Effect of current mode on PEO treatment of magnesium in Ca- and P-containing electrolyte and resulting coatings

Abstract

Plasma electrolytic oxidation (PEO) coatings were produced on commercially pure magnesium in a biologically friendly electrolyte composed of 2gL−1 Ca(OH)2 and 12gL−1 Na3PO4·12H2O using pulsed unipolar and bipolar current regimes with negative biasing varying from 0 to 20mAcm−2. Analysis of voltage transients was performed to characterise the PEO processes. The coating morphology and phase composition were studied by scanning electron microscopy and X-ray diffraction technique, respectively. In vitro corrosion performance of the coatings was evaluated in a simulated body fluid at 37±1°C, using electrochemical techniques including open circuit potential monitoring, electrochemical impedance spectroscopy and potentiodynamic polarisation scans. The influence of the negative biasing on the PEO process and resulting coating characteristics is discussed.
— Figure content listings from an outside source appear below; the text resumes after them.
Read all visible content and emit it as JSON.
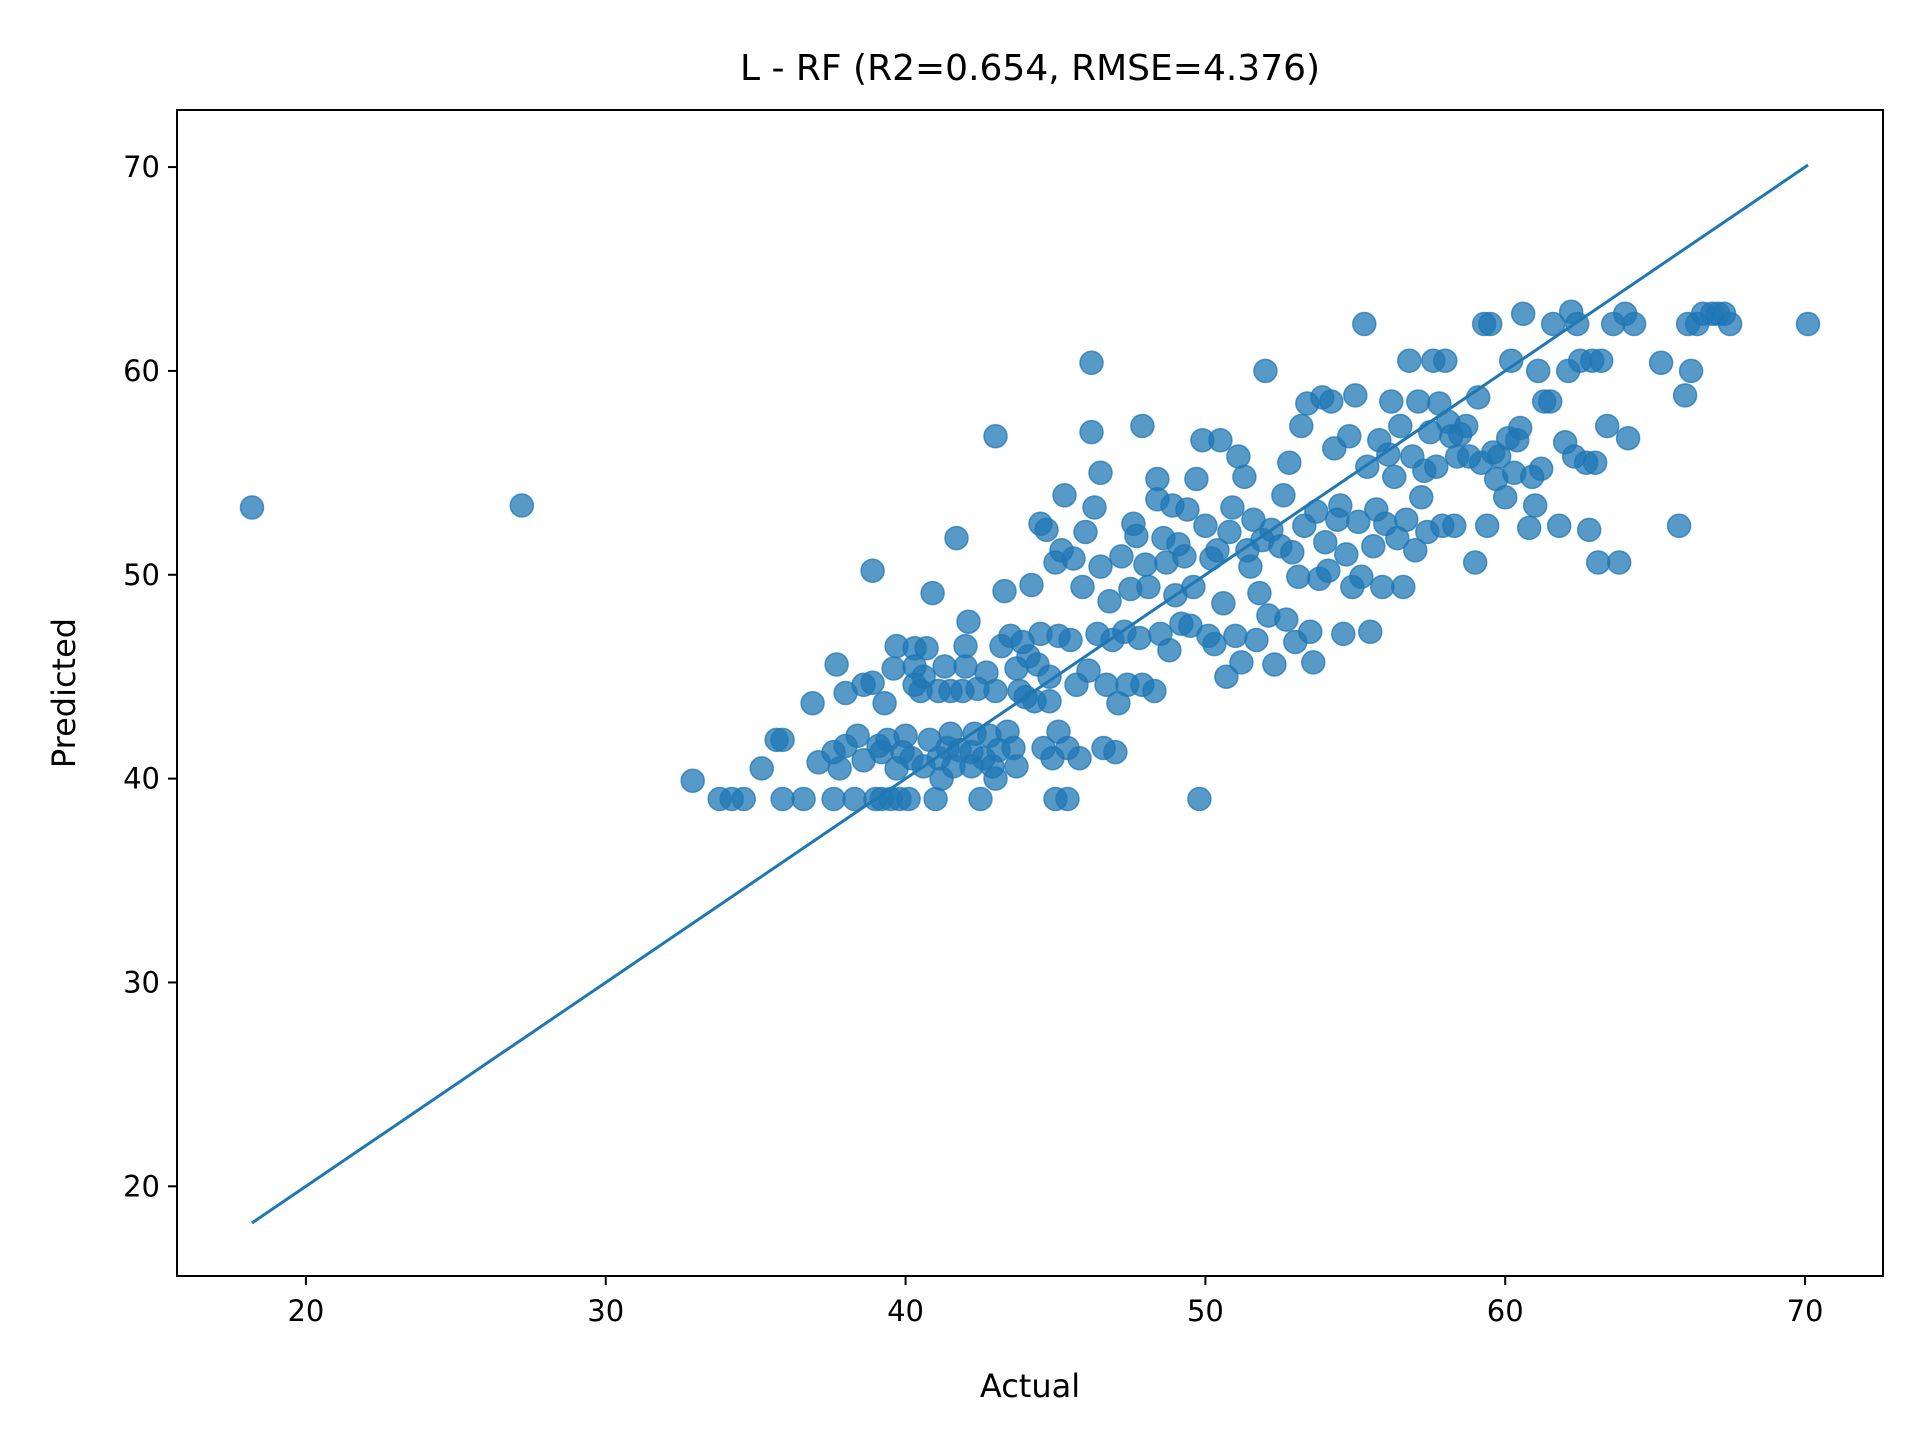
{
  "chart_data": {
    "type": "scatter",
    "title": "L - RF (R2=0.654, RMSE=4.376)",
    "xlabel": "Actual",
    "ylabel": "Predicted",
    "xlim": [
      15.7,
      72.6
    ],
    "ylim": [
      15.6,
      72.8
    ],
    "xticks": [
      20,
      30,
      40,
      50,
      60,
      70
    ],
    "yticks": [
      20,
      30,
      40,
      50,
      60,
      70
    ],
    "grid": false,
    "marker_color": "#1f77b4",
    "marker_alpha": 0.75,
    "line_color": "#1f77b4",
    "metrics": {
      "R2": 0.654,
      "RMSE": 4.376
    },
    "reference_line": {
      "x": [
        18.2,
        70.1
      ],
      "y": [
        18.2,
        70.1
      ]
    },
    "points": [
      [
        18.2,
        53.3
      ],
      [
        27.2,
        53.4
      ],
      [
        32.9,
        39.9
      ],
      [
        33.8,
        39.0
      ],
      [
        34.2,
        39.0
      ],
      [
        34.6,
        39.0
      ],
      [
        35.2,
        40.5
      ],
      [
        35.7,
        41.9
      ],
      [
        35.9,
        41.9
      ],
      [
        35.9,
        39.0
      ],
      [
        36.6,
        39.0
      ],
      [
        36.9,
        43.7
      ],
      [
        37.1,
        40.8
      ],
      [
        37.6,
        39.0
      ],
      [
        37.6,
        41.3
      ],
      [
        37.7,
        45.6
      ],
      [
        37.8,
        40.5
      ],
      [
        38.0,
        41.6
      ],
      [
        38.0,
        44.2
      ],
      [
        38.3,
        39.0
      ],
      [
        38.4,
        42.1
      ],
      [
        38.6,
        44.6
      ],
      [
        38.6,
        40.9
      ],
      [
        38.9,
        50.2
      ],
      [
        38.9,
        44.7
      ],
      [
        39.0,
        39.0
      ],
      [
        39.1,
        41.6
      ],
      [
        39.2,
        39.0
      ],
      [
        39.2,
        41.3
      ],
      [
        39.3,
        43.7
      ],
      [
        39.4,
        41.9
      ],
      [
        39.5,
        39.0
      ],
      [
        39.6,
        45.4
      ],
      [
        39.7,
        40.5
      ],
      [
        39.7,
        46.5
      ],
      [
        39.8,
        39.0
      ],
      [
        39.9,
        41.3
      ],
      [
        40.0,
        42.1
      ],
      [
        40.1,
        39.0
      ],
      [
        40.2,
        41.0
      ],
      [
        40.3,
        45.5
      ],
      [
        40.3,
        44.6
      ],
      [
        40.3,
        46.4
      ],
      [
        40.5,
        44.3
      ],
      [
        40.6,
        40.6
      ],
      [
        40.6,
        45.0
      ],
      [
        40.7,
        46.4
      ],
      [
        40.8,
        41.9
      ],
      [
        40.9,
        49.1
      ],
      [
        41.0,
        39.0
      ],
      [
        41.1,
        41.0
      ],
      [
        41.1,
        44.3
      ],
      [
        41.2,
        40.0
      ],
      [
        41.3,
        45.5
      ],
      [
        41.4,
        41.5
      ],
      [
        41.5,
        42.2
      ],
      [
        41.5,
        44.3
      ],
      [
        41.6,
        40.6
      ],
      [
        41.7,
        51.8
      ],
      [
        41.8,
        41.4
      ],
      [
        41.9,
        44.3
      ],
      [
        42.0,
        45.5
      ],
      [
        42.0,
        46.5
      ],
      [
        42.1,
        47.7
      ],
      [
        42.2,
        40.6
      ],
      [
        42.2,
        41.3
      ],
      [
        42.3,
        42.2
      ],
      [
        42.4,
        44.4
      ],
      [
        42.5,
        39.0
      ],
      [
        42.6,
        41.0
      ],
      [
        42.7,
        45.2
      ],
      [
        42.8,
        42.1
      ],
      [
        42.9,
        40.6
      ],
      [
        43.0,
        56.8
      ],
      [
        43.0,
        44.3
      ],
      [
        43.0,
        40.0
      ],
      [
        43.1,
        41.4
      ],
      [
        43.2,
        46.5
      ],
      [
        43.3,
        49.2
      ],
      [
        43.4,
        42.3
      ],
      [
        43.5,
        47.0
      ],
      [
        43.6,
        41.5
      ],
      [
        43.7,
        40.6
      ],
      [
        43.7,
        45.4
      ],
      [
        43.8,
        44.3
      ],
      [
        43.9,
        46.7
      ],
      [
        44.0,
        44.0
      ],
      [
        44.1,
        46.0
      ],
      [
        44.2,
        49.5
      ],
      [
        44.3,
        43.8
      ],
      [
        44.4,
        45.6
      ],
      [
        44.5,
        52.5
      ],
      [
        44.5,
        47.1
      ],
      [
        44.6,
        41.5
      ],
      [
        44.7,
        52.2
      ],
      [
        44.8,
        45.0
      ],
      [
        44.8,
        43.8
      ],
      [
        44.9,
        41.0
      ],
      [
        45.0,
        39.0
      ],
      [
        45.0,
        50.6
      ],
      [
        45.1,
        42.3
      ],
      [
        45.1,
        47.0
      ],
      [
        45.2,
        51.2
      ],
      [
        45.3,
        53.9
      ],
      [
        45.4,
        39.0
      ],
      [
        45.4,
        41.5
      ],
      [
        45.5,
        46.8
      ],
      [
        45.6,
        50.8
      ],
      [
        45.7,
        44.6
      ],
      [
        45.8,
        41.0
      ],
      [
        45.9,
        49.4
      ],
      [
        46.0,
        52.1
      ],
      [
        46.1,
        45.3
      ],
      [
        46.2,
        57.0
      ],
      [
        46.2,
        60.4
      ],
      [
        46.3,
        53.3
      ],
      [
        46.4,
        47.1
      ],
      [
        46.5,
        55.0
      ],
      [
        46.5,
        50.4
      ],
      [
        46.6,
        41.5
      ],
      [
        46.7,
        44.6
      ],
      [
        46.8,
        48.7
      ],
      [
        46.9,
        46.8
      ],
      [
        47.0,
        41.3
      ],
      [
        47.1,
        43.7
      ],
      [
        47.2,
        50.9
      ],
      [
        47.3,
        47.2
      ],
      [
        47.4,
        44.6
      ],
      [
        47.5,
        49.3
      ],
      [
        47.6,
        52.5
      ],
      [
        47.7,
        51.9
      ],
      [
        47.8,
        46.9
      ],
      [
        47.9,
        44.6
      ],
      [
        47.9,
        57.3
      ],
      [
        48.0,
        50.5
      ],
      [
        48.1,
        49.4
      ],
      [
        48.3,
        44.3
      ],
      [
        48.4,
        53.7
      ],
      [
        48.4,
        54.7
      ],
      [
        48.5,
        47.1
      ],
      [
        48.6,
        51.8
      ],
      [
        48.7,
        50.6
      ],
      [
        48.8,
        46.3
      ],
      [
        48.9,
        53.4
      ],
      [
        49.0,
        49.0
      ],
      [
        49.1,
        51.5
      ],
      [
        49.2,
        47.6
      ],
      [
        49.3,
        50.9
      ],
      [
        49.4,
        53.2
      ],
      [
        49.5,
        47.5
      ],
      [
        49.6,
        49.4
      ],
      [
        49.7,
        54.7
      ],
      [
        49.8,
        39.0
      ],
      [
        49.9,
        56.6
      ],
      [
        50.0,
        52.4
      ],
      [
        50.1,
        47.0
      ],
      [
        50.2,
        50.8
      ],
      [
        50.3,
        46.6
      ],
      [
        50.4,
        51.2
      ],
      [
        50.5,
        56.6
      ],
      [
        50.6,
        48.6
      ],
      [
        50.7,
        45.0
      ],
      [
        50.8,
        52.1
      ],
      [
        50.9,
        53.3
      ],
      [
        51.0,
        47.0
      ],
      [
        51.1,
        55.8
      ],
      [
        51.2,
        45.7
      ],
      [
        51.3,
        54.8
      ],
      [
        51.4,
        51.2
      ],
      [
        51.5,
        50.4
      ],
      [
        51.6,
        52.7
      ],
      [
        51.7,
        46.8
      ],
      [
        51.8,
        49.1
      ],
      [
        51.9,
        51.7
      ],
      [
        52.0,
        60.0
      ],
      [
        52.1,
        48.0
      ],
      [
        52.2,
        52.2
      ],
      [
        52.3,
        45.6
      ],
      [
        52.5,
        51.4
      ],
      [
        52.6,
        53.9
      ],
      [
        52.7,
        47.8
      ],
      [
        52.8,
        55.5
      ],
      [
        52.9,
        51.1
      ],
      [
        53.0,
        46.7
      ],
      [
        53.1,
        49.9
      ],
      [
        53.2,
        57.3
      ],
      [
        53.3,
        52.4
      ],
      [
        53.4,
        58.4
      ],
      [
        53.5,
        47.2
      ],
      [
        53.6,
        45.7
      ],
      [
        53.7,
        53.1
      ],
      [
        53.8,
        49.8
      ],
      [
        53.9,
        58.7
      ],
      [
        54.0,
        51.6
      ],
      [
        54.1,
        50.2
      ],
      [
        54.2,
        58.5
      ],
      [
        54.3,
        56.2
      ],
      [
        54.4,
        52.7
      ],
      [
        54.5,
        53.4
      ],
      [
        54.6,
        47.1
      ],
      [
        54.7,
        51.0
      ],
      [
        54.8,
        56.8
      ],
      [
        54.9,
        49.4
      ],
      [
        55.0,
        58.8
      ],
      [
        55.1,
        52.6
      ],
      [
        55.2,
        49.9
      ],
      [
        55.3,
        62.3
      ],
      [
        55.4,
        55.3
      ],
      [
        55.5,
        47.2
      ],
      [
        55.6,
        51.4
      ],
      [
        55.7,
        53.2
      ],
      [
        55.8,
        56.6
      ],
      [
        55.9,
        49.4
      ],
      [
        56.0,
        52.5
      ],
      [
        56.1,
        55.9
      ],
      [
        56.2,
        58.5
      ],
      [
        56.3,
        54.8
      ],
      [
        56.4,
        51.8
      ],
      [
        56.5,
        57.3
      ],
      [
        56.6,
        49.4
      ],
      [
        56.7,
        52.7
      ],
      [
        56.8,
        60.5
      ],
      [
        56.9,
        55.8
      ],
      [
        57.0,
        51.2
      ],
      [
        57.1,
        58.5
      ],
      [
        57.2,
        53.8
      ],
      [
        57.3,
        55.1
      ],
      [
        57.4,
        52.1
      ],
      [
        57.5,
        57.0
      ],
      [
        57.6,
        60.5
      ],
      [
        57.7,
        55.3
      ],
      [
        57.8,
        58.4
      ],
      [
        57.9,
        52.4
      ],
      [
        58.0,
        60.5
      ],
      [
        58.1,
        57.5
      ],
      [
        58.2,
        56.8
      ],
      [
        58.3,
        52.4
      ],
      [
        58.4,
        55.8
      ],
      [
        58.5,
        56.9
      ],
      [
        58.7,
        57.3
      ],
      [
        58.8,
        55.8
      ],
      [
        59.0,
        50.6
      ],
      [
        59.1,
        58.7
      ],
      [
        59.2,
        55.5
      ],
      [
        59.3,
        62.3
      ],
      [
        59.4,
        52.4
      ],
      [
        59.5,
        62.3
      ],
      [
        59.6,
        56.0
      ],
      [
        59.7,
        54.7
      ],
      [
        59.8,
        55.8
      ],
      [
        60.0,
        53.8
      ],
      [
        60.1,
        56.7
      ],
      [
        60.2,
        60.5
      ],
      [
        60.3,
        55.0
      ],
      [
        60.4,
        56.6
      ],
      [
        60.5,
        57.2
      ],
      [
        60.6,
        62.8
      ],
      [
        60.8,
        52.3
      ],
      [
        60.9,
        54.8
      ],
      [
        61.0,
        53.4
      ],
      [
        61.1,
        60.0
      ],
      [
        61.2,
        55.2
      ],
      [
        61.3,
        58.5
      ],
      [
        61.5,
        58.5
      ],
      [
        61.6,
        62.3
      ],
      [
        61.8,
        52.4
      ],
      [
        62.0,
        56.5
      ],
      [
        62.1,
        60.0
      ],
      [
        62.2,
        62.9
      ],
      [
        62.3,
        55.8
      ],
      [
        62.4,
        62.3
      ],
      [
        62.5,
        60.5
      ],
      [
        62.7,
        55.5
      ],
      [
        62.8,
        52.2
      ],
      [
        62.9,
        60.5
      ],
      [
        63.0,
        55.5
      ],
      [
        63.1,
        50.6
      ],
      [
        63.2,
        60.5
      ],
      [
        63.4,
        57.3
      ],
      [
        63.6,
        62.3
      ],
      [
        63.8,
        50.6
      ],
      [
        64.0,
        62.8
      ],
      [
        64.1,
        56.7
      ],
      [
        64.3,
        62.3
      ],
      [
        65.2,
        60.4
      ],
      [
        65.8,
        52.4
      ],
      [
        66.0,
        58.8
      ],
      [
        66.1,
        62.3
      ],
      [
        66.2,
        60.0
      ],
      [
        66.4,
        62.3
      ],
      [
        66.6,
        62.8
      ],
      [
        66.9,
        62.8
      ],
      [
        67.1,
        62.8
      ],
      [
        67.3,
        62.8
      ],
      [
        67.5,
        62.3
      ],
      [
        70.1,
        62.3
      ]
    ]
  }
}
Unlike generally recognised beneficial effects of the negative biasing in PEO treatments of some other metal-electrolyte systems, it was found that detrimental effects are induced to the coatings on cp-Mg produced in the studied electrolyte when the negative current amplitude increases, which may be attributed to hydrogen liberation at the coating/substrate interface during the negative biasing cycles. As a result, a deterioration of vitro corrosion performance was observed for the pulsed bipolar PEO coatings compared to those produced using the pulsed unipolar regime which provides better quality coatings.